Further, in one embodiment of the present invention, the designing the data storage structure of the target industry chain tree for the industry chain upstream and downstream logic and node association relation includes:

designing a parent_id field, and storing a unique identifier of a parent node;

all hierarchical ancestor nodes of the current node are stored using the full path field, by means of id # id # id … and splicing the character string representation.
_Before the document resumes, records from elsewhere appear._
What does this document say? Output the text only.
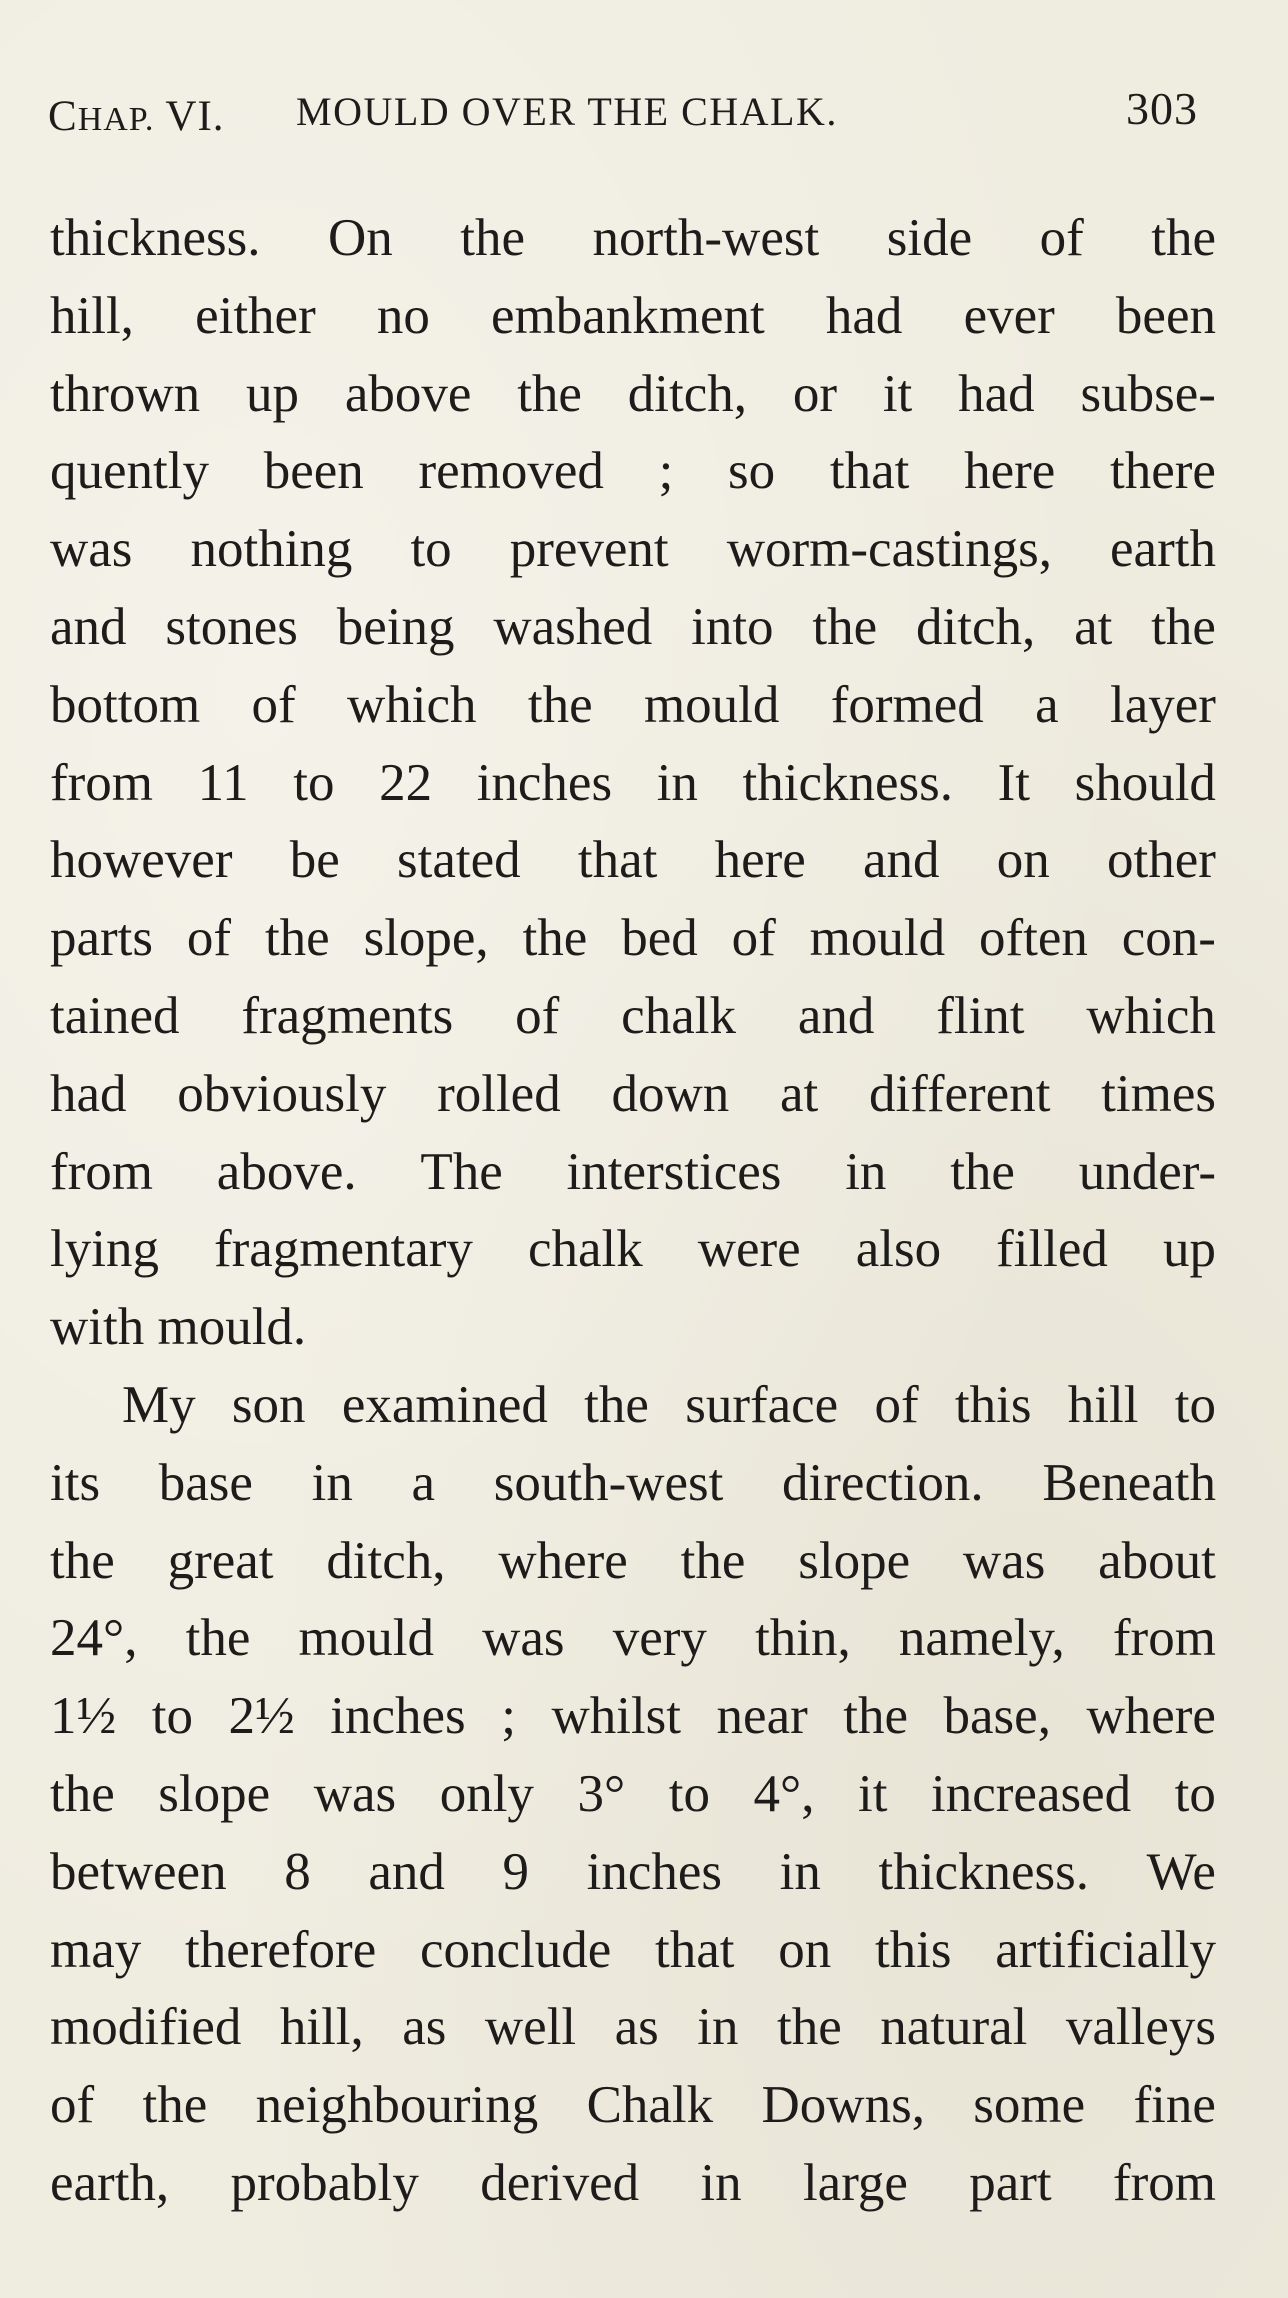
CHAP. VI. MOULD OVER THE CHALK.	303
thickness. On the north-west side of the
hill, either no embankment had ever been
thrown up above the ditch, or it had subse-
quently been removed ; so that here there
was nothing to prevent worm-castings, earth
and stones being washed into the ditch, at the
bottom of which the mould formed a layer
from 11 to 22 inches in thickness. It should
however be stated that here and on other
parts of the slope, the bed of mould often con-
tained fragments of chalk and flint which
had obviously rolled down at different times
from above. The interstices in the under-
lying fragmentary chalk were also filled up
with mould.
My son examined the surface of this hill to
its base in a south-west direction. Beneath
the great ditch, where the slope was about
24°, the mould was very thin, namely, from
1½ to 2½ inches ; whilst near the base, where
the slope was only 3° to 4°, it increased to
between 8 and 9 inches in thickness. We
may therefore conclude that on this artificially
modified hill, as well as in the natural valleys
of the neighbouring Chalk Downs, some fine
earth, probably derived in large part from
In particular, in the industrial atlas application scenario, the industrial atlas usually focuses on the relationship between the upstream and downstream and the hierarchical dependency between the industrial nodes, and the general hierarchy is not too deep and is basically within ten layers, so the database design goal is to store a multi-level structure and simply and efficiently obtain a complete branch. Aiming at the hierarchical structure of the limited hierarchy with larger data volume, a parent_id field is designed, and the unique identification of a father node is stored, so that the direction of industry can be quickly obtained, and an industry map tree can be obtained through recursive query. In the aspect of industrial map visualization analysis, when an industrial map of a certain field is displayed, all child node information of a certain node needs to be frequently extracted, but if only a parent_id is used, when the depth of the tree is deeper, a database needs to be queried many times when a tree is obtained, and the efficiency is very low. In order to improve efficiency, full_path fields are used for storing all hierarchy ancestor nodes of the current node, character strings are spliced and expressed in an id#id#id … mode, so that a certain node and child nodes thereof can be conveniently matched by like statement prefixes, the hierarchy position of each node in a tree can be obtained, and the tree can be spliced more conveniently and efficiently in an application code layer. If the relation of the nodes in a tree is updated, only the full_path field of the node and the child nodes thereof need to be maintained. The design scheme not only can meet the query and encapsulation of the industrial map structure data, but also is convenient for maintaining the hierarchical relationship of the nodes and the child nodes thereof. The overall database table main field design is shown in table 1.

TABLE 1

To facilitate understanding and analysis of industrial map data, the present invention employs a lay-out approach to observing map data. In the field of Web application program development, javaScript tree controls based on Ajax technology are widely used, and the invention is realized by using an AntV G6 graph visualization engine, so that graph creation, rendering, element configuration, layout, interaction, animation and other basic graph visualization capabilities are provided, and the problems of displaying and editing industrial map level data are perfectly solved. Users can add, delete and change nodes and edges, and can change the upper and lower relationships of the nodes of the industrial map in a dragging mode, and click on the nodes can configure the industrial node entity concepts and attributes, such as solid definition, belonging fields and the like, so that the flexibility and the expansion capability of the industrial map are improved.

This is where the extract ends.